De notre correspondant à Buenos Aires,
Le pape François arrive ce lundi 15 janvier au Chili, dans le cadre d’une tournée sud-américaine qui le conduira ensuite au Pérou. C’est la vingt-quatrième sortie internationale de l’ancien archevêque de Buenos Aires depuis son élection surprise en mars 2013, et son sixième voyage en Amérique latine en tant que chef de l’église catholique. À peine élu, en juillet 2013, il s’était rendu au Brésil. Deux ans plus tard, en juillet 2015, il a visité l’Équateur, la Bolivie et le Paraguay 2015. En septembre de la même année, il est allé à Cuba, dans un voyage qui a également inclus les États-Unis, puisqu’il s’agissait d’appuyer le dégel entre les deux pays auquel il avait pris part. En février 2016, on le retrouve au Mexique, et en septembre 2017 en Colombie, pour confirmer son soutien aux accords de paix entre le gouvernement et la guérilla auxquels il avait également participé.

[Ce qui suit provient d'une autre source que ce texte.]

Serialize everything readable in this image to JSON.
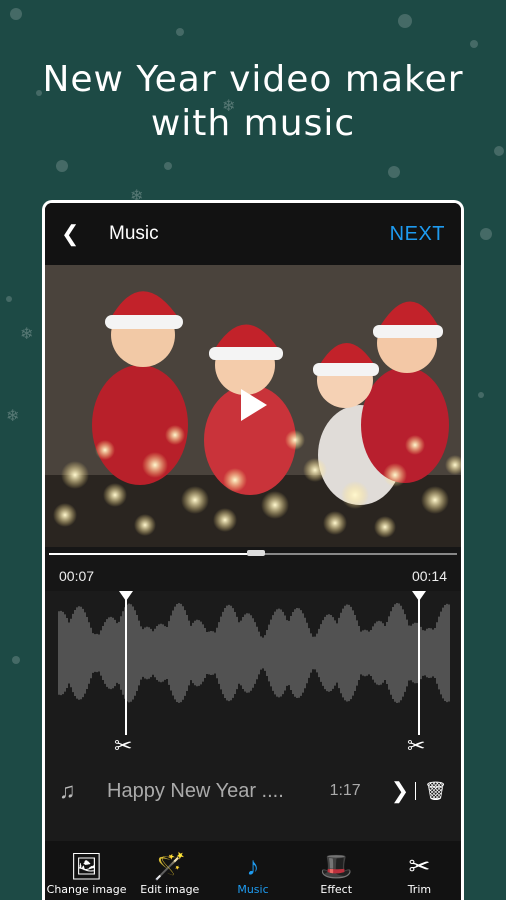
{
  "headline": {
    "line1": "New Year video maker",
    "line2": "with music"
  },
  "appbar": {
    "back_icon": "chevron-left-icon",
    "title": "Music",
    "next_label": "NEXT"
  },
  "player": {
    "progress": 0.5,
    "start_time": "00:07",
    "end_time": "00:14"
  },
  "song": {
    "name": "Happy New Year ....",
    "duration": "1:17"
  },
  "toolbar": {
    "items": [
      {
        "label": "Change image",
        "icon": "image-icon"
      },
      {
        "label": "Edit image",
        "icon": "magic-wand-icon"
      },
      {
        "label": "Music",
        "icon": "music-note-icon"
      },
      {
        "label": "Effect",
        "icon": "magic-hat-icon"
      },
      {
        "label": "Trim",
        "icon": "scissors-icon"
      }
    ],
    "active_index": 2
  },
  "colors": {
    "accent": "#1e9bf0",
    "background": "#1d4a45"
  }
}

François aura parcouru la majorité des pays hispanophones d’Amérique du Sud
À son retour du Pérou, le 22 janvier, François aura donc visité, en moins de quatre ans de pontificat, les deux plus importants pays latino-américains, Brésil et Mexique, par ailleurs majoritairement catholiques. Et il aura aussi parcouru la majorité des pays hispanophones d’Amérique du Sud, à l’exception du Venezuela, de l’Uruguay et de… l’Argentine, son pays natal. On comprend qu’il ne se soit pas rendu au Venezuela : dans les circonstances actuelles, sa venue y aggraverait sans doute les tensions entre les autorités et l’opposition.
Mais qu’en est-il de l’Argentine, troisième grand pays de l’Amérique latine, également catholique en majorité, que Jorge Bergoglio, alors au point de prendre sa retraite en tant qu’archevêque, avait quitté en mars 2013 en disant « Je reviens dans un mois, j’ai hâte de vous retrouver ! » ? Depuis, François envoie tous les ans un message aux Argentins en disant qu’il regrette de n’avoir pu encore leur rendre visite et qu’il espère pouvoir le faire l’année suivante. Mais les années passent sans que « le père Jorge », comme on le connaissait ici, ne trouve le temps de revenir à la maison, ce qui en déçoit beaucoup et irrite même certains. Manifestement, entre le pape et son pays, il y a un problème, dont pâtit sans doute l’Uruguay, voisin le plus proche : en effet, on imagine mal que François soit reçu à Montevideo en évitant Buenos Aires, sur l’autre rive du Río de la Plata, à 30 minutes à vol d’oiseau.
Un pape qui divise les Argentins
Le problème en question pourrait se résumer ainsi : alors que François faisait l’unanimité en Argentine lors de son élection, aujourd’hui, il divise les Argentins. Nombre de ses compatriotes le critiquent, surtout dans l’électorat du gouvernement actuel. Et parmi ceux qui disent le soutenir ou se réclament de lui, beaucoup le font par calcul politique. Les uns et les autres le présentent comme un sympathisant du péronisme, aujourd’hui dans l’opposition, donc comme un adversaire du président de centre droit Mauricio Macri, élu en novembre 2015.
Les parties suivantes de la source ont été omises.